Larry and Janae are newly married with four children between them. Janae lost her spouse to cancer two years ago. Before Larry and Janae married, Janae and her two children lived in their family home. Since getting married, Larry and Janae and all four children live in the home owned by Larry and his previous spouse. Janae is not ready to give up her home and plans to rent it out. Since her children are both teenagers, she would like them to have the opportunity to take over payments for the home when they are financially able and have ownership transferred to them. Janae plans to hold on to the home for the next ten years.
Larry received his home in the divorce proceedings. He would like to refinance it, as interest rates are at a historically low rate. Larry would also like to revise his will so that the property goes to Janae at his death and not his ex-wife.
Since Larry has 15 years left on his loan, refinancing is an excellent option for him.

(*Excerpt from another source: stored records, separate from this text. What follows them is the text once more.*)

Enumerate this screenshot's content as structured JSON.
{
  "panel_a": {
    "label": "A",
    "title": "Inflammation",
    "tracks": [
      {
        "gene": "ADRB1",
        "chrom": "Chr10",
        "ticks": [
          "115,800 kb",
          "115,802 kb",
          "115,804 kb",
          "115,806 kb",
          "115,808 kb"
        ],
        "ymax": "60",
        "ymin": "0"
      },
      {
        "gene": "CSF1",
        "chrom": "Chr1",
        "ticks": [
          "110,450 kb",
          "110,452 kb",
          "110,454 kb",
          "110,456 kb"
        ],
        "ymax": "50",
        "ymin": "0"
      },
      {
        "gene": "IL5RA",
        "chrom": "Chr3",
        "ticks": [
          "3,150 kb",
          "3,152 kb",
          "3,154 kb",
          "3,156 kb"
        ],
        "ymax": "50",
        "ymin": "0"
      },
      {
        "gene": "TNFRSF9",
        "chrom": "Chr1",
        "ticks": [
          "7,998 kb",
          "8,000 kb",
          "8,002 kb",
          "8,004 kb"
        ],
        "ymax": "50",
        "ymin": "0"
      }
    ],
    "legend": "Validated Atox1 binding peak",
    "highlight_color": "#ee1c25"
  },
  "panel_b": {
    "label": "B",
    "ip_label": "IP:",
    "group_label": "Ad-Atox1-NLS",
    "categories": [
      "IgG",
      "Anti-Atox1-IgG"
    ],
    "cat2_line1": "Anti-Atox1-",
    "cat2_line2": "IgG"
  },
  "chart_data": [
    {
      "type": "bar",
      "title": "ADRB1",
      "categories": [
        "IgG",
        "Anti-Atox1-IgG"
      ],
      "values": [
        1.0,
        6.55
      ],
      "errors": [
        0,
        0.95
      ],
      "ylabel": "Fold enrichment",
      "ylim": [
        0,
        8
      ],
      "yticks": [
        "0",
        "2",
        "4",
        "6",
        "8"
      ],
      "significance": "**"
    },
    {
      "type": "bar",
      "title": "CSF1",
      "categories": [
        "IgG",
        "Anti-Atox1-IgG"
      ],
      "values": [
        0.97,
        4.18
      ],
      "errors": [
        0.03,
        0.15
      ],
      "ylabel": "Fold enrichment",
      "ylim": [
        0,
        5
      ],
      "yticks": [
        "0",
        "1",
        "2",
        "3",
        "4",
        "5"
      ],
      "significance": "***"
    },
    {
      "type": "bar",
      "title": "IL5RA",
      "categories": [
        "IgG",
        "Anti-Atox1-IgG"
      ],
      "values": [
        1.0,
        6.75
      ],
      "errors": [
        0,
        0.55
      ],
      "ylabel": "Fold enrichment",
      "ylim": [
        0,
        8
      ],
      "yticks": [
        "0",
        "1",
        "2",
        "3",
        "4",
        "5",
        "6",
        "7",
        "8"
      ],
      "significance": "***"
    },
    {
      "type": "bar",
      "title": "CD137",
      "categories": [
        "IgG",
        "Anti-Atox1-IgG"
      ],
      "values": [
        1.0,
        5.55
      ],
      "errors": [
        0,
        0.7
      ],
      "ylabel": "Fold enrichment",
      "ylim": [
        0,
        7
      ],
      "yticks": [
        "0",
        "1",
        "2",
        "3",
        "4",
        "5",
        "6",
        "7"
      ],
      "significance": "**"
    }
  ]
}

He will be able to pay back the refinancing fee with the money he is saving in interest within four months. From the fifth month until the end of the loan, Larry will save on his interest payments each month. Ultimately, both Larry and Janae benefit when he refinances as there is more disposable income in the household. Since Larry did not want his ex-spouse to have a claim on the home should he die, he has updated his will. His will states that the home would be passed to Janae for her lifetime and then to his two children at his death.
In this complicated family situation with two households merging, let’s imagine for a minute what would happen at this point if Larry should die. Since Larry’s name is the only one on the deed to the property, his Last Will and Testament would control who receives the home. If he died before the home loan has been paid off, his lender would have a lien against the home to secure the loan. The executor of his estate would need to confirm that this loan is paid off before ownership of the property could be transferred to his heirs.
If Larry did not have a loan, his family would have to file for an intestacy proceeding at the probate court. State law would then determine who would inherit the home after the bank loan was paid off. If Larry and Janae jointly owned the home as joint tenants with rights of survivorship, then Janae would need to file Larry’s death certificate and an affidavit or sworn statement with the county recorder. After this process was completed, she would own the home. Since Larry qualified for the home loan, not Janae, her bank may require her to re-qualify for a loan to ensure that she could make the payments.
Suppose Janae also takes advantage of the low-interest rate and refinances her home. Assume in the whirlwind of marriage and refinancing two homes communication broke down between the title company and the lender and Janae. The title company may assume that since Janae is newly married, she would like the home titled in both her and Larry’s name after the refinance, creating a joint tenancy with rights of survivorship between both spouses.
Suppose Janae dies. Janae intended to rent the home for ten years and then pass it to her two children. With the refinance and the joint rights of survivorship, if Janae were to die, the property would go to Larry, not Janae’s children. The refinance would essentially disinherit the children.
Would a trust help in this situation?
In this complicated situation, retaining ownership of two homes and merging two families, a revocable living trust may help Larry and Janae’s survivors avoid probate and ensure that their property is passed to the intended heirs. Larry and Janae could move both of their homes into a revocable living trust and both be trustees. The trust would own the homes. Both homes would no longer be owned by them individually, and therefore not subject to probate. As trustees, Larry and Janae would still retain the ability to manage and control the trust’s accounts and property. They could also still be beneficiaries and therefore benefit from the accounts and property. Since both Larry and Janae know the plans for each home in the event of one or both of their deaths, the property could be passed on as intended.
Refinancing homes in a trust
What happens if the homes are in the trust, and Larry and Janae would like to refinance them? The lender may require Larry and Janae, as trustees, to change the ownership back to the individual owner before it can be refinanced. After the papers are signed and the loan is refinanced, the title company will prepare a deed to transfer the homes back into the trust.
If all goes as planned, this will work fine. Unfortunately, sometimes, the titling step is skipped. If Larry or Janae passes, they might think the home is in the trust, and their spouse can ensure that it gets passed on as intended, but the house is actually still in their individual names. Here, the family would need to open a probate to sell or transfer the property. A pour-over will that accompanied the trust could direct the homes to be put back into the trust. A pour-over will ensures the property is distributed as per the trust terms, but the family would still need to go through probate.
To ensure that your property is going to your intended heir, your estate attorney will help verify that all documentation is written as intended. Failure to coordinate the lender and title company activities may cause errors that may be discovered too late.